1

I have a dataframe with different groups ('label' column). For each label, I want to plot a null distribution obtained from bootstrapping (values are in the 'null' column) and the true statistic on top as a line (value in the 'sc' column). Ideally, I would like the line to appear on top of the density plots, but such that it never hides histograms from previous groups. This is the code that I have so far:

library(ggplot2)
library(tidyverse)
library(ggridges)

line_height <- 1.7 # parameter to control the height of the green lines

df <- data.frame()

set.seed(7) # for reproducibility
for (label in LETTERS) {
  mean=rnorm(1,0.5,0.2)
  null = rnorm(1000,mean,0.1);
  sc = rnorm(1,0.5,0.2)
  df <- rbind(df, data.frame(label=label, null=null, sc=sc))
}

df <- df %>% 
  mutate(label=as.factor(label))

scs = df %>% 
  group_by(label) %>% 
  summarise(sc = unique(sc)) %>%
  mutate(label = as.integer(label)) # make sure label is the same as in ggplot_build

# plot
p <- ggplot(df, aes(x = null, y = label, group = factor(label)))  +
  stat_density_ridges(geom = "density_ridges_gradient",alpha = 1, size=1,
                      calc_ecdf = TRUE, fill="#dadada",
                      quantiles=2, quantile_lines = TRUE) +
  scale_x_continuous(limits=c(0,1), breaks=seq(0,1,0.1))+
  coord_flip() +
  theme_classic()

And then, making adjustments with ggplot_build (thanks to @Quinten!):

q <- ggplot_build(p)

#> Picking joint bandwidth of 0.0224
q$data[[1]] = q$data[[1]] %>%
  left_join(., scs,
            by = c("group" = "label")) %>%
  mutate(fill = ifelse(x < sc, "#646464", fill),
         x = ifelse(datatype=='vline', sc, x),
         colour = ifelse(datatype=='vline', '#4EAF4A', colour),
         ymax = ifelse(datatype=='vline', ymin+line_height, ymax),
         size = ifelse(datatype=='vline', 1.5,size)) 
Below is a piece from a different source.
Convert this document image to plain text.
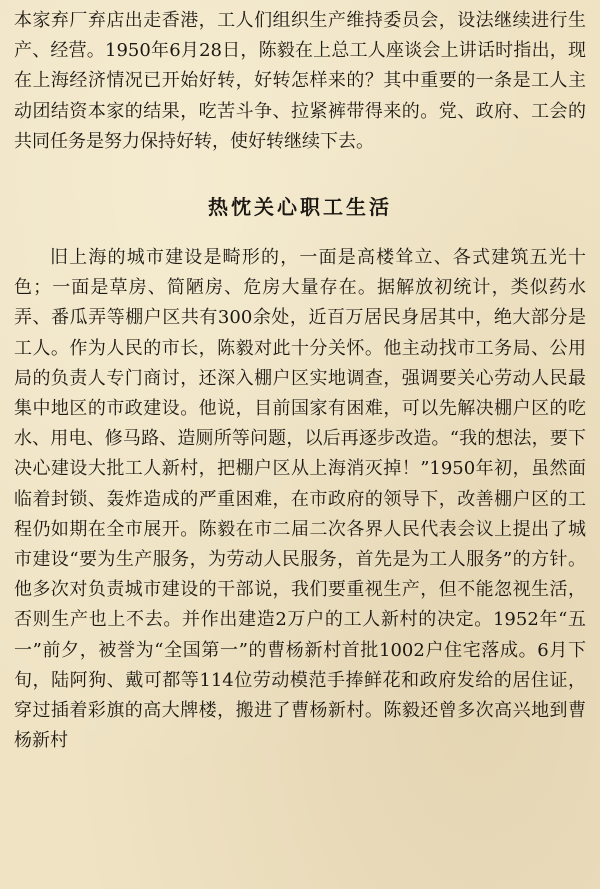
本家弃厂弃店出走香港，工人们组织生产维持委员会，设法继续进行生产、经营。1950年6月28日，陈毅在上总工人座谈会上讲话时指出，现在上海经济情况已开始好转，好转怎样来的？其中重要的一条是工人主动团结资本家的结果，吃苦斗争、拉紧裤带得来的。党、政府、工会的共同任务是努力保持好转，使好转继续下去。

热忱关心职工生活

旧上海的城市建设是畸形的，一面是高楼耸立、各式建筑五光十色；一面是草房、简陋房、危房大量存在。据解放初统计，类似药水弄、番瓜弄等棚户区共有300余处，近百万居民身居其中，绝大部分是工人。作为人民的市长，陈毅对此十分关怀。他主动找市工务局、公用局的负责人专门商讨，还深入棚户区实地调查，强调要关心劳动人民最集中地区的市政建设。他说，目前国家有困难，可以先解决棚户区的吃水、用电、修马路、造厕所等问题，以后再逐步改造。“我的想法，要下决心建设大批工人新村，把棚户区从上海消灭掉！”1950年初，虽然面临着封锁、轰炸造成的严重困难，在市政府的领导下，改善棚户区的工程仍如期在全市展开。陈毅在市二届二次各界人民代表会议上提出了城市建设“要为生产服务，为劳动人民服务，首先是为工人服务”的方针。他多次对负责城市建设的干部说，我们要重视生产，但不能忽视生活，否则生产也上不去。并作出建造2万户的工人新村的决定。1952年“五一”前夕，被誉为“全国第一”的曹杨新村首批1002户住宅落成。6月下旬，陆阿狗、戴可都等114位劳动模范手捧鲜花和政府发给的居住证，穿过插着彩旗的高大牌楼，搬进了曹杨新村。陈毅还曾多次高兴地到曹杨新村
qplot <- ggplot_gtable(q) 
plot(qplot)

The resulting figure is this:

almost there with one annoying problem

Which is almost what I need, with the exception that the green lines should not be covered by the black outlines. I tried reordering the rows in q$data[[1]] such that the lines appear last within each group, but this doesn't seem to help. Am I missing something? Thanks :)

TanZor
  • 227
  • 1
  • 6

0 Answers0